I like Kenya. The locals might be frustrated by the chaos but, for someone like me, from London – such a regimented city, more intent on watching us, not helping us – the ramshackle way of Nairobi suits me just fine.

“Look, Will,” says David, a man nearly the same height as a Nairobi skyscraper, a scorer for Cricinfo. “We’re going to cross the road here, right in front of this police car. He won’t care. Nobody cares!” So we did, and the packed police car, which had clearly been in more scrapes than was healthy, let us go. This was Nairobi’s main trunk road into the city and we parted the traffic like Moses.

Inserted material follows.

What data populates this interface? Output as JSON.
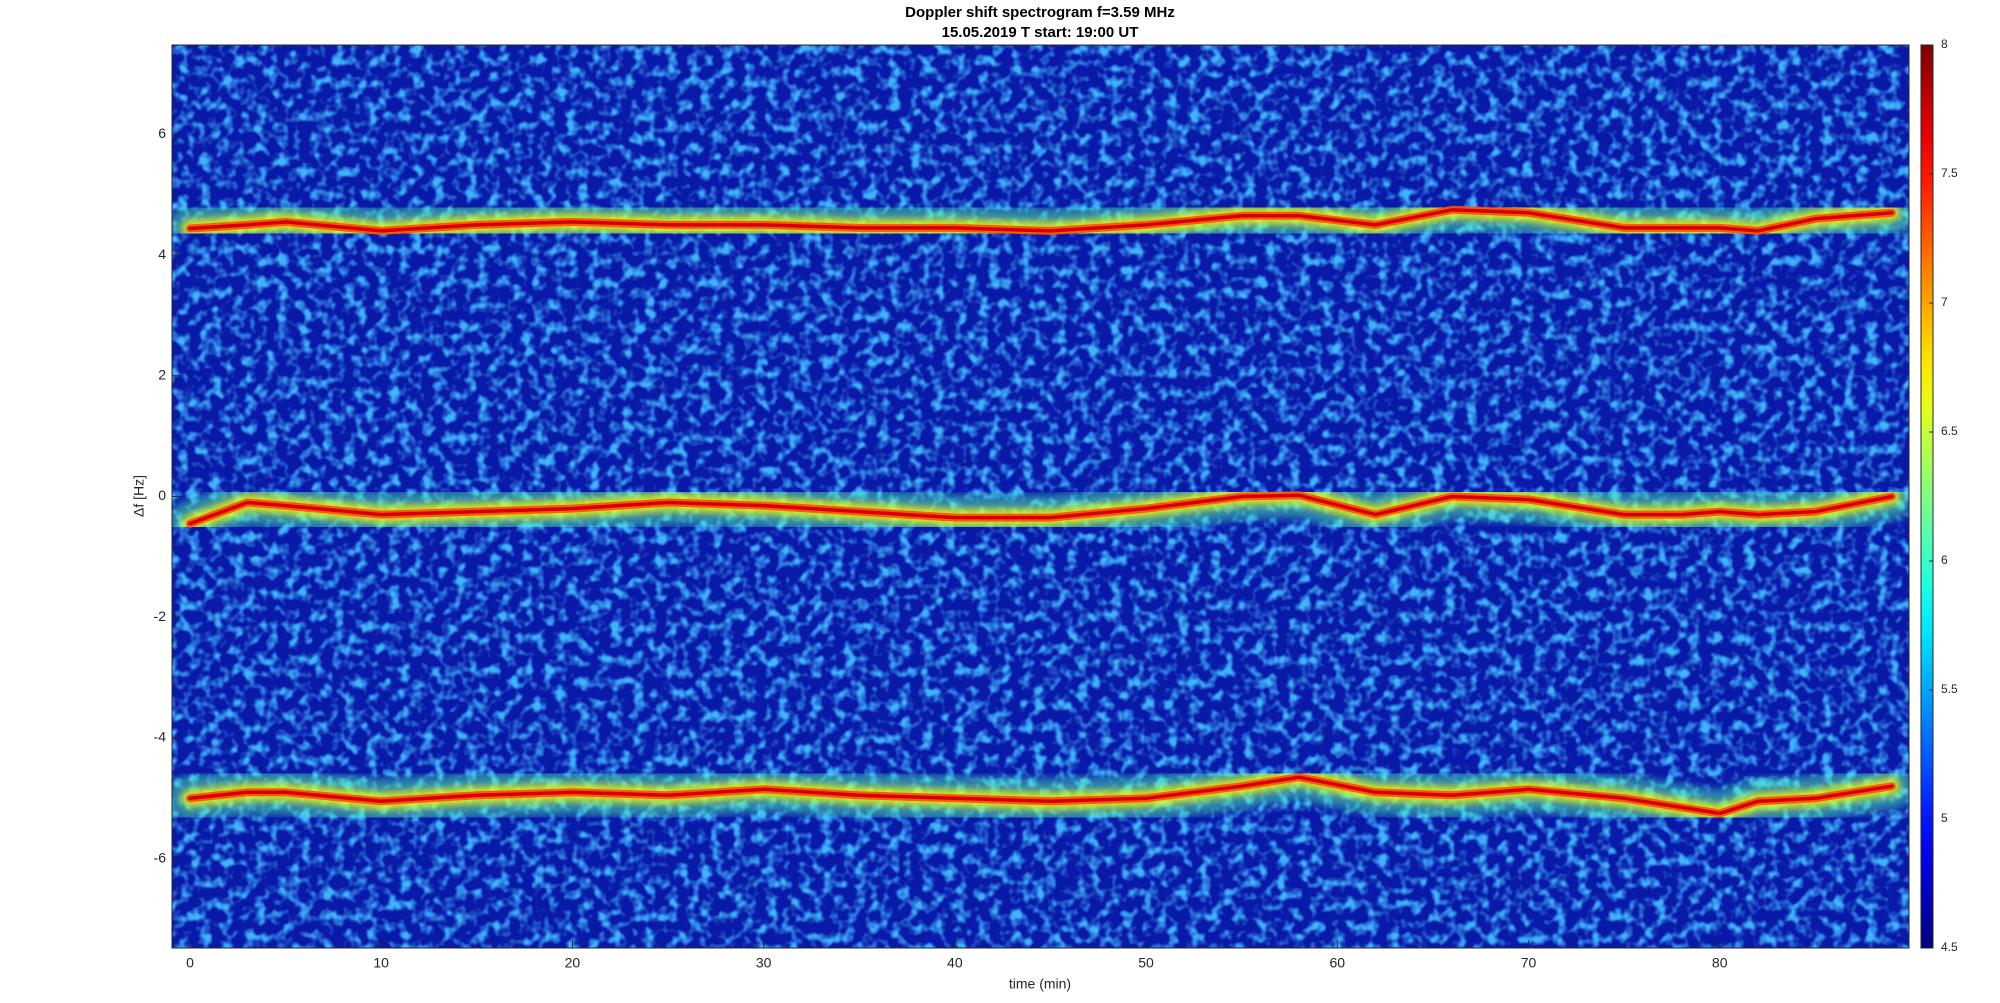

“This is Africa. This is what happens. The police don’t care,” he said, gesticulating with his arms at the police on his right. “You could just as well be arrested for doing nothing as you could for killing someone.” Now, hang on. I know Nairobi is a dangerous place but surely it’s no worse than anywhere else? “It’s all Somalia’s fault. You can get a gun for 6000 shillings (about £40UKP). What sort of a country lets people buy guns so cheap?”

I had no answer. £40 for a gun? That doesn’t even cover my mobile phone bill each month. If I sacrificed my phone I could afford an entire armoury. Gun crime in Britain, in London especially, has risen exponentially in the past decade but the vast majority of people are concerned observers rather than victims.

I’d encountered guns earlier in the day, albeit holstered by a soldier outside the Israeli Embassy. Perfectly reasonable. But even inside an office building late this afternoon, an armed soldier, with a gun far too big for comfort, entered on the 7th floor. It was a stark reminder of the tensions which engulf this city.

I asked David whether he would like a beer on Thursday at the Pavement Club, owned by Shai – a man who knows everyone, even if they’re not totally sure if they know him – but he declined. “I don’t go out. Never. I hate it.” Because of the fear of mugging? “Because I’m low-tier. I’m at right at the bottom. If I go out, I can’t afford to stay long; there are no matutu in the early mornings so I would have to leave early.

“The gap between rich and poor is massive, it’s crazy. Some people can’t even afford to eat. Some rich people earn enough in one day to pay for a poor man’s food for a year.”